Oleksandr Starodubtsev: 5 insights from Stanford on reforms in Ukraine

Is it correct to compare reforms in Ukraine with reforms in Georgia? Under what conditions Ukrainians will feel as happy as Scandinavians? Does Ukraine lack a strong hand for efficient implementation of reforms? These and other questions were answered by Oleksandr Starodubtsev, who delivered a lecture “The way of reforms: why is it not all that simple in Ukraine?” in Lviv on September 10 within the framework of “Ukraine: the Way of Reforms” project.

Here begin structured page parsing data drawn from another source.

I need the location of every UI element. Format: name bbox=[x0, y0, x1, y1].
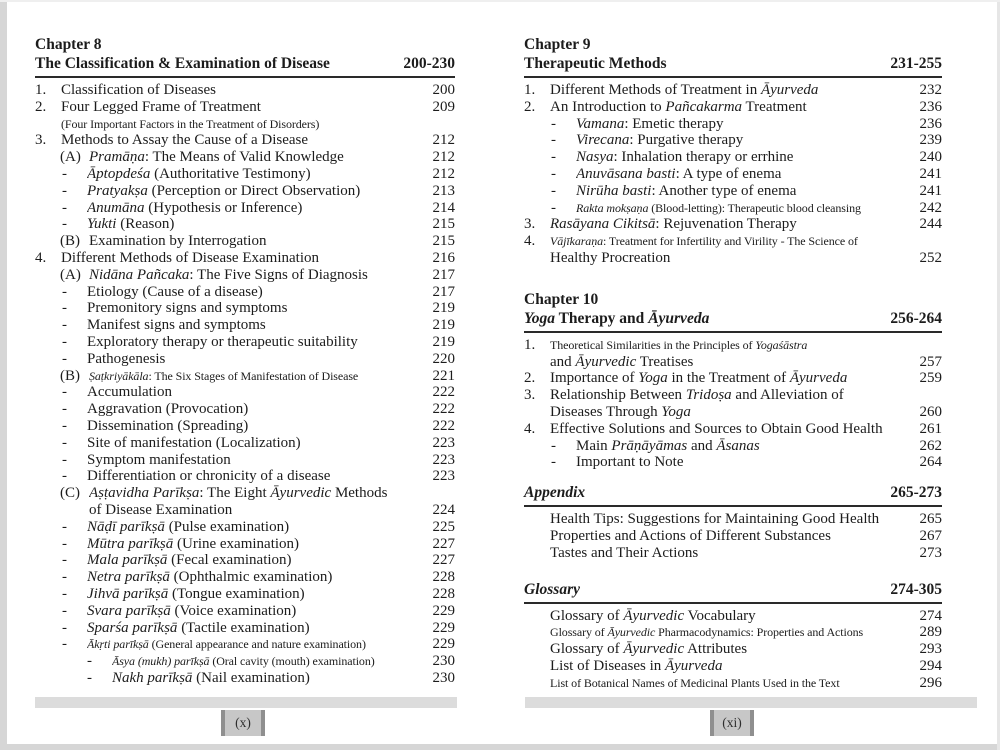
row-text: Pathogenesis bbox=[87, 350, 166, 367]
toc-row bbox=[35, 636, 455, 653]
row-text: Rakta mokṣaṇa (Blood-letting): Therapeutic blood cleansing bbox=[576, 200, 861, 215]
toc-row bbox=[524, 166, 942, 183]
row-page-number: 293 bbox=[919, 641, 942, 658]
toc-row bbox=[524, 370, 942, 387]
row-page-number: 223 bbox=[432, 434, 455, 451]
row-page-number: 212 bbox=[432, 165, 455, 182]
row-text: Different Methods of Treatment in Āyurveda bbox=[550, 82, 819, 98]
section-title-row bbox=[524, 54, 942, 73]
toc-row bbox=[35, 452, 455, 469]
toc-row bbox=[524, 233, 942, 250]
row-text: Glossary of Āyurvedic Pharmacodynamics: Properties and Actions bbox=[550, 625, 864, 640]
row-text: Rasāyana Cikitsā: Rejuvenation Therapy bbox=[550, 216, 797, 233]
toc-row bbox=[35, 233, 455, 250]
row-marker: - bbox=[62, 182, 67, 199]
toc-row bbox=[35, 334, 455, 351]
row-page-number: 216 bbox=[432, 249, 455, 266]
row-page-number: 259 bbox=[919, 370, 942, 387]
toc-row bbox=[35, 653, 455, 670]
toc-row bbox=[35, 569, 455, 586]
row-page-number: 221 bbox=[432, 367, 455, 384]
row-text: Main Prāṇāyāmas and Āsanas bbox=[576, 437, 760, 454]
toc-row bbox=[524, 116, 942, 133]
toc-section bbox=[524, 36, 942, 267]
row-page-number: 227 bbox=[432, 552, 455, 569]
row-text: Netra parīkṣā (Ophthalmic examination) bbox=[87, 569, 333, 586]
row-page-number: 217 bbox=[432, 266, 455, 283]
row-marker: - bbox=[62, 333, 67, 350]
row-marker: - bbox=[62, 317, 67, 334]
row-page-number: 219 bbox=[432, 300, 455, 317]
row-page-number: 212 bbox=[432, 149, 455, 166]
row-marker: - bbox=[62, 468, 67, 485]
toc-row bbox=[35, 552, 455, 569]
section-heading bbox=[524, 291, 942, 333]
row-marker: - bbox=[62, 636, 67, 653]
row-text: Manifest signs and symptoms bbox=[87, 317, 266, 334]
toc-section bbox=[524, 291, 942, 471]
toc-row bbox=[524, 528, 942, 545]
section-page-range: 200-230 bbox=[403, 55, 455, 72]
row-text: Nirūha basti: Another type of enema bbox=[576, 182, 797, 199]
row-text: Health Tips: Suggestions for Maintaining Good Health bbox=[550, 511, 880, 528]
row-text: Effective Solutions and Sources to Obtain Good Health bbox=[550, 420, 883, 437]
row-marker: - bbox=[62, 585, 67, 602]
toc-row bbox=[524, 149, 942, 166]
row-marker: 2. bbox=[524, 370, 536, 387]
row-marker: 2. bbox=[524, 98, 536, 115]
toc-row bbox=[35, 116, 455, 133]
row-page-number: 236 bbox=[919, 115, 942, 132]
row-page-number: 230 bbox=[432, 669, 455, 686]
row-page-number: 229 bbox=[432, 602, 455, 619]
row-text: Examination by Interrogation bbox=[89, 233, 267, 250]
row-text: Sparśa parīkṣā (Tactile examination) bbox=[87, 619, 310, 636]
toc-row bbox=[35, 502, 455, 519]
row-text: List of Diseases in Āyurveda bbox=[550, 657, 723, 674]
row-text: Vamana: Emetic therapy bbox=[576, 115, 724, 132]
row-page-number: 265 bbox=[919, 511, 942, 528]
row-page-number: 242 bbox=[919, 199, 942, 216]
row-text: Nāḍī parīkṣā (Pulse examination) bbox=[87, 518, 290, 535]
row-text: Ākṛti parīkṣā (General appearance and nature examination) bbox=[87, 637, 366, 652]
toc-row bbox=[35, 603, 455, 620]
row-text: Diseases Through Yoga bbox=[550, 403, 691, 420]
row-marker: - bbox=[62, 434, 67, 451]
toc-row bbox=[35, 586, 455, 603]
row-text: Jihvā parīkṣā (Tongue examination) bbox=[87, 585, 305, 602]
row-text: Anumāna (Hypothesis or Inference) bbox=[87, 199, 303, 216]
row-marker: 4. bbox=[524, 233, 536, 250]
toc-row bbox=[524, 354, 942, 371]
row-text: Pratyakṣa (Perception or Direct Observation) bbox=[87, 182, 361, 199]
row-page-number: 220 bbox=[432, 350, 455, 367]
row-text: Pramāṇa: The Means of Valid Knowledge bbox=[89, 149, 344, 166]
row-text: Glossary of Āyurvedic Attributes bbox=[550, 641, 748, 658]
row-text: List of Botanical Names of Medicinal Plants Used in the Text bbox=[550, 675, 840, 690]
row-text: Nidāna Pañcaka: The Five Signs of Diagnosis bbox=[89, 266, 368, 283]
scan-edge-bottom bbox=[0, 744, 1000, 750]
row-text: Important to Note bbox=[576, 454, 684, 471]
row-page-number: 213 bbox=[432, 182, 455, 199]
row-page-number: 214 bbox=[432, 199, 455, 216]
section-page-range: 256-264 bbox=[890, 309, 942, 327]
row-page-number: 274 bbox=[919, 607, 942, 624]
row-marker: - bbox=[62, 384, 67, 401]
row-text: Methods to Assay the Cause of a Disease bbox=[61, 132, 309, 149]
toc-row bbox=[35, 418, 455, 435]
row-page-number: 262 bbox=[919, 437, 942, 454]
row-page-number: 209 bbox=[432, 98, 455, 115]
toc-row bbox=[524, 216, 942, 233]
toc-row bbox=[35, 300, 455, 317]
row-page-number: 222 bbox=[432, 401, 455, 418]
row-marker: (A) bbox=[60, 149, 81, 166]
row-text: Glossary of Āyurvedic Vocabulary bbox=[550, 607, 756, 624]
toc-row bbox=[35, 670, 455, 687]
row-marker: (A) bbox=[60, 266, 81, 283]
toc-row bbox=[35, 82, 455, 99]
row-marker: 3. bbox=[524, 387, 536, 404]
section-heading bbox=[524, 483, 942, 507]
row-page-number: 219 bbox=[432, 333, 455, 350]
toc-row bbox=[35, 519, 455, 536]
row-text: Symptom manifestation bbox=[87, 451, 231, 468]
page-number-label: (x) bbox=[235, 715, 251, 730]
toc-column-right bbox=[524, 36, 942, 692]
row-text: Dissemination (Spreading) bbox=[87, 417, 249, 434]
row-marker: - bbox=[62, 350, 67, 367]
toc-row bbox=[524, 132, 942, 149]
row-marker: - bbox=[62, 417, 67, 434]
row-page-number: 267 bbox=[919, 527, 942, 544]
row-text: Healthy Procreation bbox=[550, 249, 671, 266]
row-page-number: 230 bbox=[432, 653, 455, 670]
row-text: Tastes and Their Actions bbox=[550, 544, 699, 561]
toc-row bbox=[524, 387, 942, 404]
row-text: Exploratory therapy or therapeutic suitability bbox=[87, 333, 358, 350]
toc-row bbox=[524, 337, 942, 354]
row-page-number: 228 bbox=[432, 569, 455, 586]
toc-row bbox=[524, 183, 942, 200]
row-page-number: 239 bbox=[919, 132, 942, 149]
row-page-number: 240 bbox=[919, 149, 942, 166]
toc-row bbox=[35, 620, 455, 637]
toc-row bbox=[35, 183, 455, 200]
section-title: Glossary bbox=[524, 580, 580, 598]
chapter-label: Chapter 10 bbox=[524, 290, 599, 308]
row-text: An Introduction to Pañcakarma Treatment bbox=[550, 98, 807, 115]
row-page-number: 228 bbox=[432, 585, 455, 602]
section-title: Therapeutic Methods bbox=[524, 55, 667, 72]
row-text: of Disease Examination bbox=[89, 501, 233, 518]
chapter-label: Chapter 9 bbox=[524, 36, 591, 53]
toc-row bbox=[524, 200, 942, 217]
row-text: Four Legged Frame of Treatment bbox=[61, 98, 261, 115]
row-page-number: 264 bbox=[919, 454, 942, 471]
row-marker: 1. bbox=[35, 82, 47, 98]
row-page-number: 212 bbox=[432, 132, 455, 149]
chapter-label: Chapter 8 bbox=[35, 36, 102, 53]
toc-row bbox=[524, 641, 942, 658]
row-text: Āsya (mukh) parīkṣā (Oral cavity (mouth) examination) bbox=[112, 654, 375, 669]
row-marker: 1. bbox=[524, 82, 536, 98]
toc-row bbox=[524, 511, 942, 528]
row-text: Differentiation or chronicity of a disease bbox=[87, 468, 331, 485]
row-marker: - bbox=[62, 552, 67, 569]
page-number-footer-right bbox=[710, 710, 754, 736]
toc-row bbox=[35, 250, 455, 267]
row-page-number: 215 bbox=[432, 233, 455, 250]
row-page-number: 215 bbox=[432, 216, 455, 233]
toc-section bbox=[35, 36, 455, 687]
toc-section bbox=[524, 483, 942, 561]
row-page-number: 273 bbox=[919, 544, 942, 561]
row-marker: - bbox=[62, 300, 67, 317]
section-title-row bbox=[524, 483, 942, 502]
toc-row bbox=[35, 99, 455, 116]
toc-row bbox=[524, 404, 942, 421]
toc-row bbox=[35, 485, 455, 502]
toc-row bbox=[524, 250, 942, 267]
row-page-number: 294 bbox=[919, 657, 942, 674]
row-text: Vājīkaraṇa: Treatment for Infertility and Virility - The Science of bbox=[550, 234, 858, 249]
toc-row bbox=[35, 368, 455, 385]
row-page-number: 222 bbox=[432, 384, 455, 401]
page-number-footer-left bbox=[221, 710, 265, 736]
row-text: Theoretical Similarities in the Principles of Yogaśāstra bbox=[550, 337, 808, 352]
toc-row bbox=[35, 284, 455, 301]
row-page-number: 244 bbox=[919, 216, 942, 233]
section-page-range: 274-305 bbox=[890, 580, 942, 598]
toc-section bbox=[524, 580, 942, 692]
page-number-label: (xi) bbox=[722, 715, 742, 730]
row-page-number: 261 bbox=[919, 420, 942, 437]
row-text: Virecana: Purgative therapy bbox=[576, 132, 744, 149]
row-text: and Āyurvedic Treatises bbox=[550, 353, 694, 370]
row-page-number: 241 bbox=[919, 182, 942, 199]
row-page-number: 229 bbox=[432, 619, 455, 636]
section-title: Yoga Therapy and Āyurveda bbox=[524, 309, 710, 327]
toc-row bbox=[524, 454, 942, 471]
row-marker: - bbox=[62, 619, 67, 636]
row-page-number: 252 bbox=[919, 249, 942, 266]
row-marker: 3. bbox=[524, 216, 536, 233]
toc-row bbox=[35, 384, 455, 401]
row-marker: - bbox=[87, 669, 92, 686]
row-page-number: 241 bbox=[919, 165, 942, 182]
row-marker: - bbox=[62, 216, 67, 233]
row-marker: (B) bbox=[60, 233, 80, 250]
row-marker: - bbox=[551, 165, 556, 182]
row-page-number: 224 bbox=[432, 501, 455, 518]
row-page-number: 219 bbox=[432, 317, 455, 334]
row-page-number: 296 bbox=[919, 674, 942, 691]
toc-row bbox=[524, 624, 942, 641]
row-marker: (B) bbox=[60, 367, 80, 384]
toc-row bbox=[35, 435, 455, 452]
section-title: Appendix bbox=[524, 484, 586, 502]
row-marker: - bbox=[551, 437, 556, 454]
toc-row bbox=[35, 149, 455, 166]
toc-row bbox=[35, 401, 455, 418]
row-marker: 4. bbox=[524, 420, 536, 437]
row-page-number: 236 bbox=[919, 98, 942, 115]
row-text: Ṣaṭkriyākāla: The Six Stages of Manifestation of Disease bbox=[89, 368, 359, 383]
toc-row bbox=[35, 216, 455, 233]
row-text: Nasya: Inhalation therapy or errhine bbox=[576, 149, 794, 166]
toc-row bbox=[524, 658, 942, 675]
toc-row bbox=[524, 421, 942, 438]
row-marker: - bbox=[551, 182, 556, 199]
section-heading bbox=[524, 36, 942, 78]
section-title-row bbox=[524, 309, 942, 328]
row-marker: - bbox=[62, 451, 67, 468]
row-page-number: 257 bbox=[919, 353, 942, 370]
toc-row bbox=[35, 468, 455, 485]
row-page-number: 223 bbox=[432, 468, 455, 485]
row-page-number: 225 bbox=[432, 518, 455, 535]
row-marker: - bbox=[62, 518, 67, 535]
toc-row bbox=[524, 82, 942, 99]
row-text: Accumulation bbox=[87, 384, 172, 401]
section-page-range: 265-273 bbox=[890, 484, 942, 502]
row-marker: - bbox=[62, 602, 67, 619]
section-heading bbox=[35, 36, 455, 78]
toc-row bbox=[35, 132, 455, 149]
row-text: Aṣṭavidha Parīkṣa: The Eight Āyurvedic Methods bbox=[89, 485, 388, 502]
row-page-number: 229 bbox=[432, 636, 455, 653]
row-marker: - bbox=[62, 165, 67, 182]
row-marker: - bbox=[551, 454, 556, 471]
toc-row bbox=[35, 166, 455, 183]
scan-edge-top bbox=[0, 0, 1000, 2]
row-page-number: 260 bbox=[919, 403, 942, 420]
row-text: Nakh parīkṣā (Nail examination) bbox=[112, 669, 310, 686]
toc-row bbox=[35, 317, 455, 334]
row-marker: 1. bbox=[524, 336, 536, 353]
toc-row bbox=[35, 351, 455, 368]
section-page-range: 231-255 bbox=[890, 55, 942, 72]
row-text: Aggravation (Provocation) bbox=[87, 401, 249, 418]
toc-row bbox=[35, 267, 455, 284]
row-text: Anuvāsana basti: A type of enema bbox=[576, 165, 782, 182]
row-text: Mala parīkṣā (Fecal examination) bbox=[87, 552, 292, 569]
row-text: Relationship Between Tridoṣa and Alleviation of bbox=[550, 387, 844, 404]
toc-row bbox=[524, 608, 942, 625]
row-page-number: 223 bbox=[432, 451, 455, 468]
row-page-number: 222 bbox=[432, 417, 455, 434]
toc-column-left bbox=[35, 36, 455, 687]
row-text: Āptopdeśa (Authoritative Testimony) bbox=[87, 165, 311, 182]
toc-row bbox=[524, 675, 942, 692]
row-text: Different Methods of Disease Examination bbox=[61, 249, 319, 266]
toc-row bbox=[35, 200, 455, 217]
row-page-number: 200 bbox=[432, 82, 455, 98]
row-marker: - bbox=[551, 199, 556, 216]
row-marker: - bbox=[62, 401, 67, 418]
row-text: Mūtra parīkṣā (Urine examination) bbox=[87, 535, 300, 552]
row-marker: - bbox=[551, 115, 556, 132]
row-text: (Four Important Factors in the Treatment of Disorders) bbox=[61, 116, 320, 131]
row-text: Importance of Yoga in the Treatment of Āyurveda bbox=[550, 370, 848, 387]
section-title-row bbox=[35, 54, 455, 73]
row-marker: 2. bbox=[35, 98, 47, 115]
row-marker: - bbox=[87, 653, 92, 670]
row-text: Svara parīkṣā (Voice examination) bbox=[87, 602, 297, 619]
row-marker: - bbox=[62, 199, 67, 216]
toc-row bbox=[524, 99, 942, 116]
row-marker: - bbox=[62, 283, 67, 300]
toc-row bbox=[524, 438, 942, 455]
row-text: Properties and Actions of Different Substances bbox=[550, 527, 831, 544]
row-marker: - bbox=[551, 132, 556, 149]
row-text: Site of manifestation (Localization) bbox=[87, 434, 301, 451]
row-marker: 4. bbox=[35, 249, 47, 266]
row-text: Premonitory signs and symptoms bbox=[87, 300, 288, 317]
row-marker: 3. bbox=[35, 132, 47, 149]
row-page-number: 232 bbox=[919, 82, 942, 98]
section-title-row bbox=[524, 580, 942, 599]
toc-row bbox=[524, 545, 942, 562]
row-marker: - bbox=[62, 535, 67, 552]
scan-edge-left bbox=[0, 0, 7, 750]
row-text: Etiology (Cause of a disease) bbox=[87, 283, 263, 300]
row-text: Yukti (Reason) bbox=[87, 216, 175, 233]
row-text: Classification of Diseases bbox=[61, 82, 216, 98]
section-heading bbox=[524, 580, 942, 604]
row-page-number: 227 bbox=[432, 535, 455, 552]
scan-shadow-right bbox=[525, 697, 977, 708]
scan-shadow-left bbox=[35, 697, 457, 708]
row-marker: (C) bbox=[60, 485, 80, 502]
toc-row bbox=[35, 536, 455, 553]
row-page-number: 217 bbox=[432, 283, 455, 300]
row-marker: - bbox=[62, 569, 67, 586]
row-page-number: 289 bbox=[919, 624, 942, 641]
section-title: The Classification & Examination of Disease bbox=[35, 55, 330, 72]
row-marker: - bbox=[551, 149, 556, 166]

Having returned from studies at Stanford University (USA) Oleksandr Starodubtsev, scholarship holder under Ukrainian Emerging Leaders Program, co-founder of ProZorro system and ex-head of the Department of Public Procurement of the Ministry of Economic Development and Trade of Ukraine, shared several important insights and conclusions about the movement and dynamics of reforms in our state:

  1. First of all, we must understand that building a successful state is much more complicated and longer than, for example, a successful business. And, as Francis Fukuyama (a famous American philosopher and political scientist) remarked, the Ukrainians have gained a lot for 4 years after the Maidan: stopped aggression, won a visa-free stay, abandoned Russian gas, cleaned banking sector, added transparency. And these, according to Fukuyama, are great achievements other countries go through for much longer. Excessive expectations of the pace and quality of changes in the country are good unless this provokes distrust of any steps of the authorities.
    2. Strong qualitative bureaucracy, rule of law, accountability of the authorities (democracy) – this is the main value of an independent and successful state.However, we must understand that democracy is the brakes for rapid changes at the same time. Under the conditions of authoritarian regime, reforms could be implemented much faster and easier than with democracy, where everything needs to be consistently agreed and a compromise sought. Thus, it is not entirely correct to compare the speed of reforms implementation in Ukraine against Georgia or Singapore, since these two countries tend to more authoritarian government. But democracy is the absolute value providing freedom and dignity. Therefore, we will never relinquish it.3. Today, the greatest challenge in the world is not spreading democracy (as politicians have thought throughout the 20th century) but building up modern bureaucracy states capable of performing their functions. Since the quality bureaucracy is the state’s ability to perform its functions: both basic (violence monopoly, infrastructure) and more complicated (education, monopolies regulation, benefits redistribution). By the way, it makes people in Scandinavian countries the happiest in the world (according to World Happiness Report).4. People build coalitions and seek common positions through compromise in democratic societies. Europe we are striving for is not about authoritarian reforms and not about a “strong hand”. It is about an adult approach: we need to learn how to build efficient bureaucracy in democratic conditions through compromises.
    5. We must finally realize: we need to shift the emphasis on improving (reforming) the control bureaucracy and anti-corruption policies – to changes through autonomy and culture. Current culture is the post-Soviet one: “We all are small cogs of a large system.” The culture we need: “We are responsible for the changes and cherish public interest more than our own.” But this culture will not emerge, if we deal with officials in constantly negative and biased way.

6. The presentation of a draft collection of training cases “Reforms Book” also took place at the meeting. The collection contains 12 cases from different spheres of public policy. Oleksandr Starodubtsev is the author of one of them – “Introducing ProZorro public procurement system as a way to counteract abuse at public procurement.” As Oleksandr noted, teaching using specific cases is the best practice of American universities, which should be adopted in Ukraine. Case studies of the Ukrainian reforms to be included in the collection will assist teaching students and everyone interested in reforms. At the same time, Ukrainian cases are more and more often included into curriculums of foreign universities.
7. Everyone may financially support the project: https://www.peoplesproject.com/shlyax-reform/.

Reference: “Ukraine: the Way of Reforms” is a project in scope of which a group of experts develops training cases based on transformations examples that have taken place in Ukraine in recent years collected in “Reforms Book”. The changes are visible in virtually all spheres – public sector, business, and public administration. The process of reforming certain directions is so innovative for Ukraine that requires separate study and analysis. Realizing the strategy of change and having successful examples, society becomes more active in the reform processes. “Reforms Book” will be a collection of 12 training cases, including “Warm City” platform, nationalization of PrivatBank, volunteer landing force in the Ministry of Defense of Ukraine, and others.